Saturday, December 25, 2010

insert Chi Roh here

"No man ever spoke like this man."

Yes, I keep coming back to this observation, esp. when I am tempted to look at the writings of others, including my own, as anything but purest speculation. We write as if driven, yet Christ (Yes, that Christ after which Christ Mass is named) only wrote in the sand. It's surely not because he was an illiterate Galilean peasant--how then could he have argued with all those doctors about the Scriptures? No, he chose to be quoted by us, because as far as any can tell, his words are for us. And, "if God be for us (before us too!!!) who can be against us?"

One can "explain" history by materialism alone; yet is that not like trying to 'splain quantum phenomenae with Newtonian tools,with which materialism only appears to be true on a local human level? It's sure no theory of everything, even though millions have made it so in their own minds, usually to maintain their own less-fettered hedonism.

Yet even so, God wants us, apparently, to be Christian hedonists, i.e. to "enjoy Him forever." The true pleasures, per Mr. Screwtape and Mr Lewis, are His invention, and are inimitable and unsubsumable and have their components of sensate desire, but dominate them in the long run. (See John Piper's "Desiring God".

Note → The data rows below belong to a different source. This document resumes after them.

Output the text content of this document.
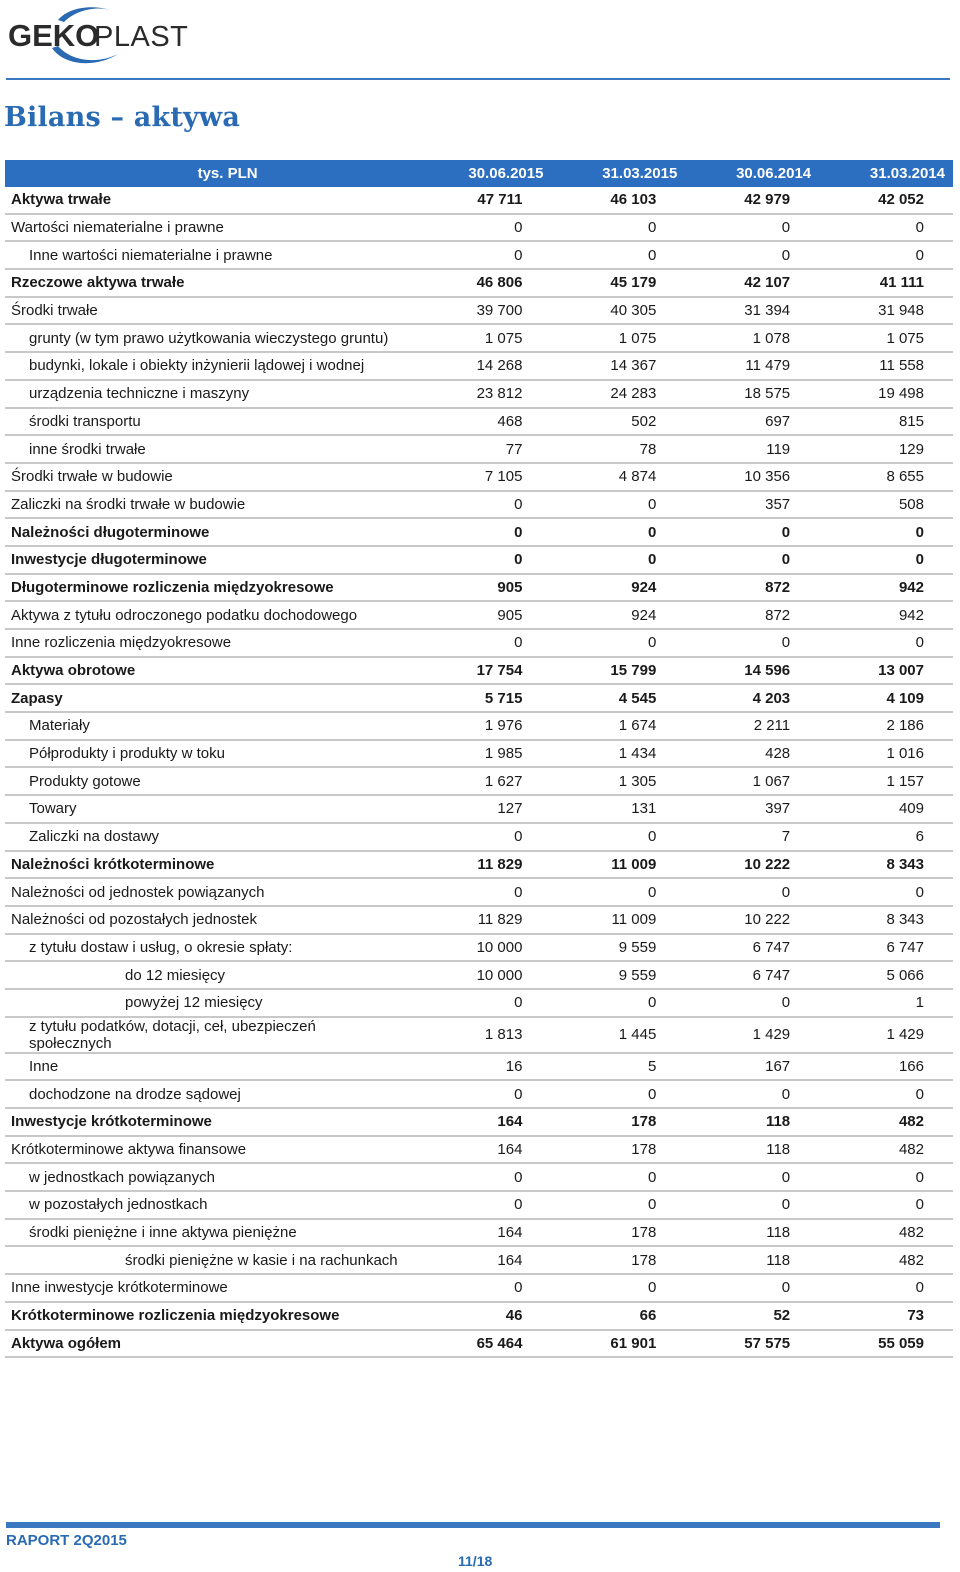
GEKO
PLAST
Bilans – aktywa
tys. PLN	30.06.2015	31.03.2015	30.06.2014	31.03.2014
Aktywa trwałe	47 711	46 103	42 979	42 052
Wartości niematerialne i prawne	0	0	0	0
Inne wartości niematerialne i prawne	0	0	0	0
Rzeczowe aktywa trwałe	46 806	45 179	42 107	41 111
Środki trwałe	39 700	40 305	31 394	31 948
grunty (w tym prawo użytkowania wieczystego gruntu)	1 075	1 075	1 078	1 075
budynki, lokale i obiekty inżynierii lądowej i wodnej	14 268	14 367	11 479	11 558
urządzenia techniczne i maszyny	23 812	24 283	18 575	19 498
środki transportu	468	502	697	815
inne środki trwałe	77	78	119	129
Środki trwałe w budowie	7 105	4 874	10 356	8 655
Zaliczki na środki trwałe w budowie	0	0	357	508
Należności długoterminowe	0	0	0	0
Inwestycje długoterminowe	0	0	0	0
Długoterminowe rozliczenia międzyokresowe	905	924	872	942
Aktywa z tytułu odroczonego podatku dochodowego	905	924	872	942
Inne rozliczenia międzyokresowe	0	0	0	0
Aktywa obrotowe	17 754	15 799	14 596	13 007
Zapasy	5 715	4 545	4 203	4 109
Materiały	1 976	1 674	2 211	2 186
Półprodukty i produkty w toku	1 985	1 434	428	1 016
Produkty gotowe	1 627	1 305	1 067	1 157
Towary	127	131	397	409
Zaliczki na dostawy	0	0	7	6
Należności krótkoterminowe	11 829	11 009	10 222	8 343
Należności od jednostek powiązanych	0	0	0	0
Należności od pozostałych jednostek	11 829	11 009	10 222	8 343
z tytułu dostaw i usług, o okresie spłaty:	10 000	9 559	6 747	6 747
do 12 miesięcy	10 000	9 559	6 747	5 066
powyżej 12 miesięcy	0	0	0	1
z tytułu podatków, dotacji, ceł, ubezpieczeń społecznych	1 813	1 445	1 429	1 429
Inne	16	5	167	166
dochodzone na drodze sądowej	0	0	0	0
Inwestycje krótkoterminowe	164	178	118	482
Krótkoterminowe aktywa finansowe	164	178	118	482
w jednostkach powiązanych	0	0	0	0
w pozostałych jednostkach	0	0	0	0
środki pieniężne i inne aktywa pieniężne	164	178	118	482
środki pieniężne w kasie i na rachunkach	164	178	118	482
Inne inwestycje krótkoterminowe	0	0	0	0
Krótkoterminowe rozliczenia międzyokresowe	46	66	52	73
Aktywa ogółem	65 464	61 901	57 575	55 059
RAPORT 2Q2015
11/18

As to Christmas itself, an odd thing has happened to me on the way to the manger.

As a child, I was dominated by my desires to get stuff--giving was kind of a drag, rather like writing thank you notes for socks and underwear. So mine were Newtonian and Darwinian assumptions: you give, I get--I increase, you decrease! Kind of John the Baptist in reverse.

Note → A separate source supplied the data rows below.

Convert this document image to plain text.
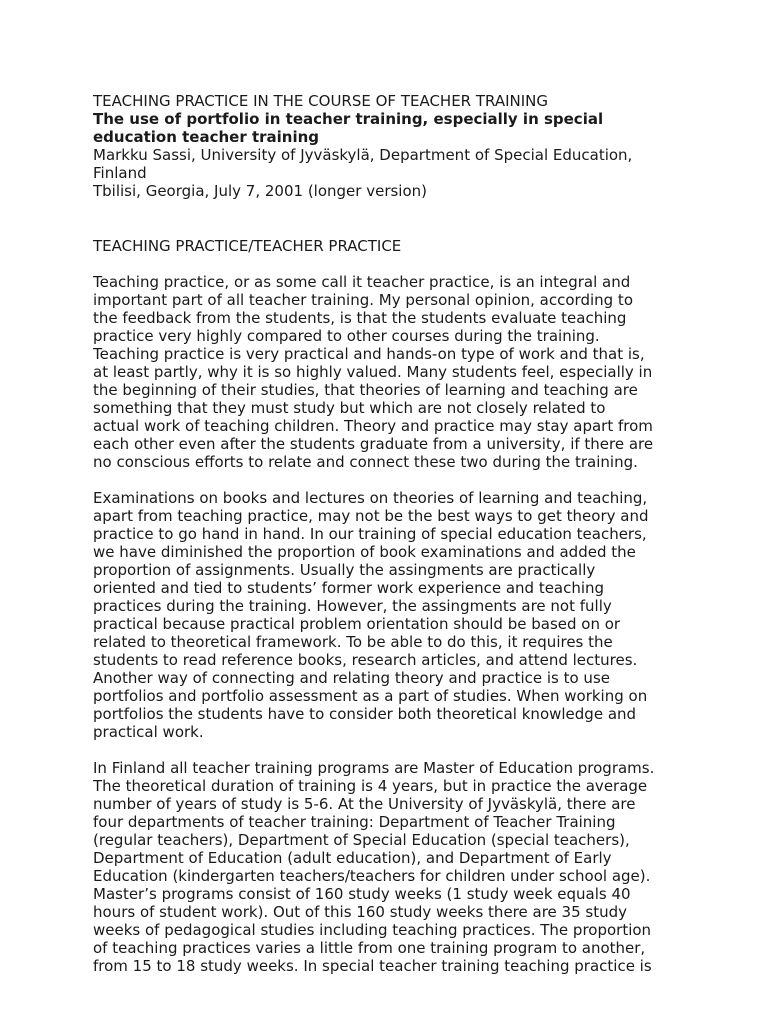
TEACHING PRACTICE IN THE COURSE OF TEACHER TRAINING

The use of portfolio in teacher training, especially in special
education teacher training

Markku Sassi, University of Jyväskylä, Department of Special Education,
Finland

Tbilisi, Georgia, July 7, 2001 (longer version)

TEACHING PRACTICE/TEACHER PRACTICE

Teaching practice, or as some call it teacher practice, is an integral and
important part of all teacher training. My personal opinion, according to
the feedback from the students, is that the students evaluate teaching
practice very highly compared to other courses during the training.
Teaching practice is very practical and hands-on type of work and that is,
at least partly, why it is so highly valued. Many students feel, especially in
the beginning of their studies, that theories of learning and teaching are
something that they must study but which are not closely related to
actual work of teaching children. Theory and practice may stay apart from
each other even after the students graduate from a university, if there are
no conscious efforts to relate and connect these two during the training.

Examinations on books and lectures on theories of learning and teaching,
apart from teaching practice, may not be the best ways to get theory and
practice to go hand in hand. In our training of special education teachers,
we have diminished the proportion of book examinations and added the
proportion of assignments. Usually the assingments are practically
oriented and tied to students’ former work experience and teaching
practices during the training. However, the assingments are not fully
practical because practical problem orientation should be based on or
related to theoretical framework. To be able to do this, it requires the
students to read reference books, research articles, and attend lectures.
Another way of connecting and relating theory and practice is to use
portfolios and portfolio assessment as a part of studies. When working on
portfolios the students have to consider both theoretical knowledge and
practical work.

In Finland all teacher training programs are Master of Education programs.
The theoretical duration of training is 4 years, but in practice the average
number of years of study is 5-6. At the University of Jyväskylä, there are
four departments of teacher training: Department of Teacher Training
(regular teachers), Department of Special Education (special teachers),
Department of Education (adult education), and Department of Early
Education (kindergarten teachers/teachers for children under school age).
Master’s programs consist of 160 study weeks (1 study week equals 40
hours of student work). Out of this 160 study weeks there are 35 study
weeks of pedagogical studies including teaching practices. The proportion
of teaching practices varies a little from one training program to another,
from 15 to 18 study weeks. In special teacher training teaching practice is
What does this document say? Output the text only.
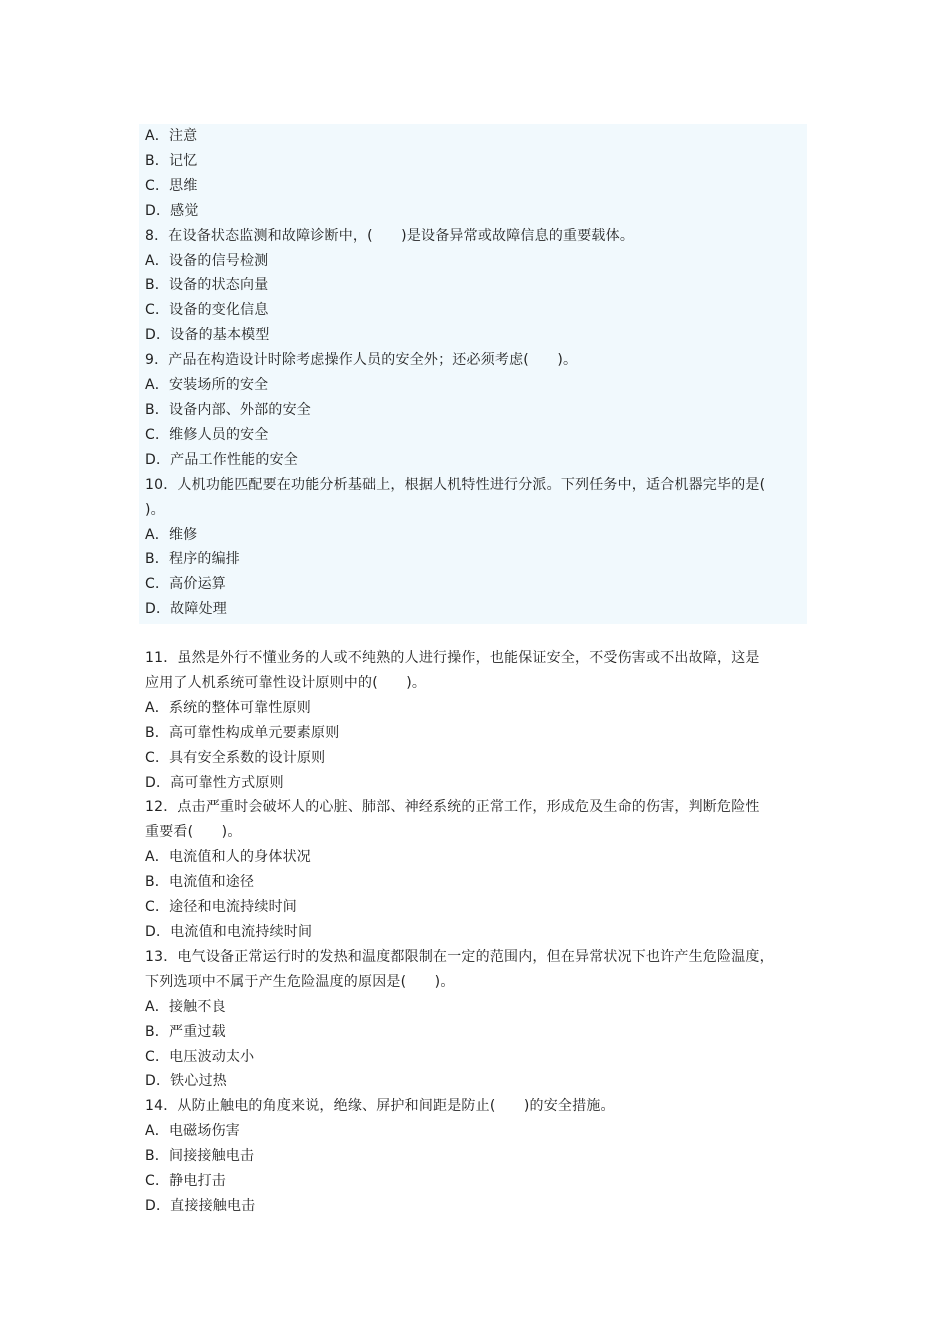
A．注意
B．记忆
C．思维
D．感觉
8．在设备状态监测和故障诊断中，(　　)是设备异常或故障信息的重要载体。
A．设备的信号检测
B．设备的状态向量
C．设备的变化信息
D．设备的基本模型
9．产品在构造设计时除考虑操作人员的安全外；还必须考虑(　　)。
A．安装场所的安全
B．设备内部、外部的安全
C．维修人员的安全
D．产品工作性能的安全
10．人机功能匹配要在功能分析基础上，根据人机特性进行分派。下列任务中，适合机器完毕的是(
)。
A．维修
B．程序的编排
C．高价运算
D．故障处理
11．虽然是外行不懂业务的人或不纯熟的人进行操作，也能保证安全，不受伤害或不出故障，这是
应用了人机系统可靠性设计原则中的(　　)。
A．系统的整体可靠性原则
B．高可靠性构成单元要素原则
C．具有安全系数的设计原则
D．高可靠性方式原则
12．点击严重时会破坏人的心脏、肺部、神经系统的正常工作，形成危及生命的伤害，判断危险性
重要看(　　)。
A．电流值和人的身体状况
B．电流值和途径
C．途径和电流持续时间
D．电流值和电流持续时间
13．电气设备正常运行时的发热和温度都限制在一定的范围内，但在异常状况下也许产生危险温度，
下列选项中不属于产生危险温度的原因是(　　)。
A．接触不良
B．严重过载
C．电压波动太小
D．铁心过热
14．从防止触电的角度来说，绝缘、屏护和间距是防止(　　)的安全措施。
A．电磁场伤害
B．间接接触电击
C．静电打击
D．直接接触电击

Since then I have been rather inundated by "Theories of Christmas" from Dickens to the "new" atheists and back to Church again. But as a result, I note that Jesus Himself had no reported words about His birth; a physician, who was apparently also a compulsive writer, gave the most commonly used account. So in deference to a scientist that was there--or thereabouts!--I would tend to accept Luke's version as definitive, "good enough", but not comprehensive--as has been said of the Bible as a whole.

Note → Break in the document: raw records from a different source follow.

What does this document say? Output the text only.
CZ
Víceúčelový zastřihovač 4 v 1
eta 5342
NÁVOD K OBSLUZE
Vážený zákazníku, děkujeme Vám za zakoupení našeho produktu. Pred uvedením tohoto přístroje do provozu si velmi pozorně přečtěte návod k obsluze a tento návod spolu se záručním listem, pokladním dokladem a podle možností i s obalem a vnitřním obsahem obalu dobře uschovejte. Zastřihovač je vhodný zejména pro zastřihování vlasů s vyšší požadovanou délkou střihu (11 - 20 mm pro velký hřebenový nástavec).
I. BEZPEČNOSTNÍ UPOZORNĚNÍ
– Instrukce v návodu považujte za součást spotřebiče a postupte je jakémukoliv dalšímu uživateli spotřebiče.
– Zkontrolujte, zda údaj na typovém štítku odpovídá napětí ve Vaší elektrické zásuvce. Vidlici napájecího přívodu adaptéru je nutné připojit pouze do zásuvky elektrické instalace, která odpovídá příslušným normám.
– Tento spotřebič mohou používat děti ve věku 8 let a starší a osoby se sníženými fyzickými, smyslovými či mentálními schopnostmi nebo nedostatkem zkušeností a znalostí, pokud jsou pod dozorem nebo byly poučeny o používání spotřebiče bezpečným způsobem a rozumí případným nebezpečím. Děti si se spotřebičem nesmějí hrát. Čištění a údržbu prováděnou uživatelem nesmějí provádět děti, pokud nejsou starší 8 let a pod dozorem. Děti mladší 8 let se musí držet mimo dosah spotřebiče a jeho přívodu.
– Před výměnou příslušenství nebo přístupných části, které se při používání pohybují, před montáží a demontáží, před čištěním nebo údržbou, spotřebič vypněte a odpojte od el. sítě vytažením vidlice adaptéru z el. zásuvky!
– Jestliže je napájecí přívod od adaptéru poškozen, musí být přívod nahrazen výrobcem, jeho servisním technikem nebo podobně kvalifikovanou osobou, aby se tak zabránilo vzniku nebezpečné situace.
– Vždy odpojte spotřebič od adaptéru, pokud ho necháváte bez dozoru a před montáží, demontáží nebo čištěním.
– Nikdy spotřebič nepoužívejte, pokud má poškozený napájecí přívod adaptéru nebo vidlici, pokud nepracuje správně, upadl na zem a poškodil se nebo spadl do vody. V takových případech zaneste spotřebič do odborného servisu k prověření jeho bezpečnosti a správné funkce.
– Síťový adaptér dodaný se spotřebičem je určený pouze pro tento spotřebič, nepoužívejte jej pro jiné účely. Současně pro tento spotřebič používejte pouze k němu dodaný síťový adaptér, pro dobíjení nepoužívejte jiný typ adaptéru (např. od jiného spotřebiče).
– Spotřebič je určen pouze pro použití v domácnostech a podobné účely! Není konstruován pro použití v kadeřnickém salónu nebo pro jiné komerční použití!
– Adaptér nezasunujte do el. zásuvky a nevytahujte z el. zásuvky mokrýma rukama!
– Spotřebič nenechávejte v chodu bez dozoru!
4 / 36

But, strangely enough, it is the many tsunamis of opinion that restore a sense of mystery beyond words. "Why believe him rather than the others?" (Beckett)

Well, that's the point and there's the mystery. The gospels are as good an account as we are going to get. Scholarship will neither add nor detract from any of them. Inconsistencies simply relate to the relative views of man and are one of many reasons why the gaps will be filled in only later, as was the case with Isaiah and all the OT prophets.

Question: what does Jesus think of Christmas? Only the denizens of heaven know, and are informed more fully. "Angels long to look into these things." re: human existence.

Therefore one can only, even logically, say, "This too is a great mystery. I speak concerning the church..." concerning its Brideship. The coming in fulfillment of Isaiah 53, which I hope everyone has read--recently(!!!), therefore regains the status of mysterium tremendum simply because the plethora of opinions are all wrong, to greater or lesser degrees. This is the right sort of relativism, rightly applied to our own estate, not God's . And who then can prove otherwise? (seeing as even the revered gold standard of the scientific method and doubly-blinded studies are now suspect--as with the numbers highly specified to maintain our universe, it appears that God has been toying with the science as well--because of scientism, i.e. idolatry?

Well, so much for "Christmas Science!!!" Thanks esp. to Joyce and Dennis and John and Alex for sticking with this sticky wicket of a blog since its inception, and for making it worthwhile and challenging me to rethink my opinions and see and know how relativistic they are. For the records, I see no reason to change what is axiomatic, except the consequences of them surely need fleshing out. And if God deigned to come in the flesh, surely I can be at "present" content with my low estate and poverty of being a carnal and pushy person, and let Christ be in me more and more. Perfection eludeth me, hence the AA saying: "I can't--He can-- so I'd better let Him, eh?"

"REJOICE! AGAIN I SAY IT:RE-JOICE!!!